Does the final model, mod_diamonds2, do a good job of predicting diamond prices? Would you trust it to tell you how much to spend if you were buying a diamond and why?
par(mfrow=c(2,2))
plot(mod_diamond2)
summary(mod_diamond2)
##
## Call:
## lm(formula = lprice ~ lcarat + color + clarity + cut, data = diamond2)
##
## Residuals:
## Min 1Q Median 3Q Max
## -1.17388 -0.12437 -0.00094 0.11920 2.78322
##
## Coefficients:
## Estimate Std.
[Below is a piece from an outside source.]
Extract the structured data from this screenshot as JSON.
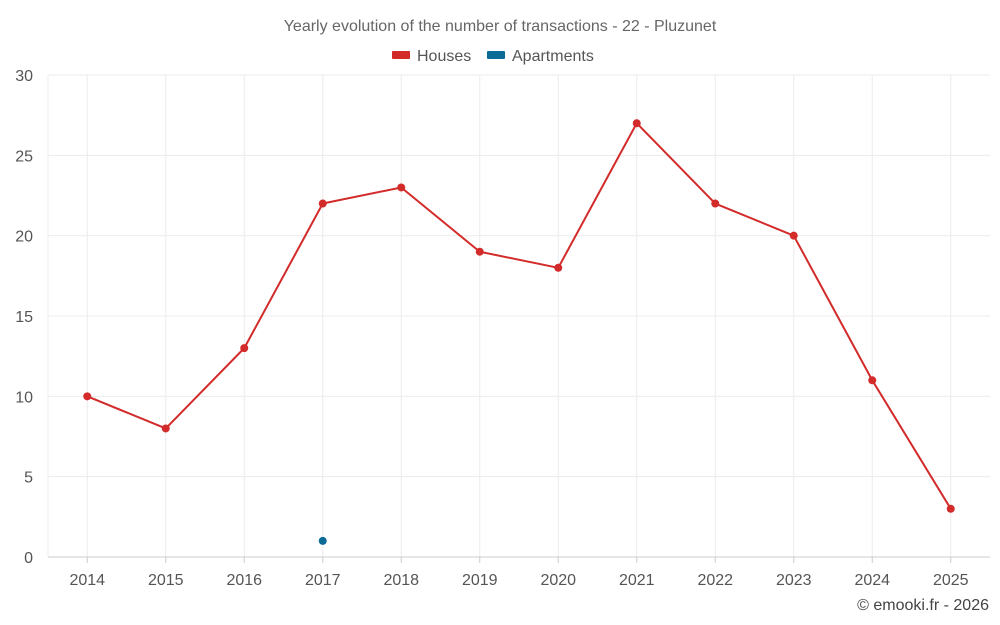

Error t value Pr(>|t|)
## (Intercept) 12.206978 0.001693 7211.806 < 2e-16 ***
## lcarat 1.886239 0.001124 1677.809 < 2e-16 ***
## color.L -0.633998 0.002910 -217.872 < 2e-16 ***
## color.Q -0.137580 0.002676 -51.409 < 2e-16 ***
## color.C -0.022072 0.002503 -8.819 < 2e-16 ***
## color^4 0.016570 0.002297 7.213 5.54e-13 ***
## color^5 -0.002828 0.002169 -1.304 0.192
## color^6 0.003533 0.001971 1.793 0.073 .
## clarity.L 1.308155 0.005179 252.598 < 2e-16 ***
## clarity.Q -0.334090 0.004839 -69.047 < 2e-16 ***
## clarity.C 0.178423 0.004140 43.093 < 2e-16 ***
## clarity^4 -0.088059 0.003298 -26.697 < 2e-16 ***
## clarity^5 0.035885 0.002680 13.389 < 2e-16 ***
## clarity^6 -0.001371 0.002327 -0.589 0.556
## clarity^7 0.048221 0.002051 23.512 < 2e-16 ***
## cut.L 0.173866 0.003386 51.349 < 2e-16 ***
## cut.Q -0.050346 0.002980 -16.897 < 2e-16 ***
## cut.C 0.019129 0.002583 7.407 1.31e-13 ***
## cut^4 -0.002410 0.002066 -1.166 0.243
## ---
## Signif. codes: 0 '***' 0.001 '**' 0.01 '*' 0.05 '.' 0.1 ' ' 1
##
## Residual standard error: 0.1916 on 53795 degrees of freedom
## Multiple R-squared: 0.9828, Adjusted R-squared: 0.9828
## F-statistic: 1.706e+05 on 18 and 53795 DF, p-value: < 2.2e-16
I would trust this model, by the values of p value and R squared, the model does a good job predicting price. I think this is a good model to have a better understanding if you are not familiar with diamonds and you want to have an idea of a price range if you are buying one, but if you want to do this as a business you might need additional input to create a better model.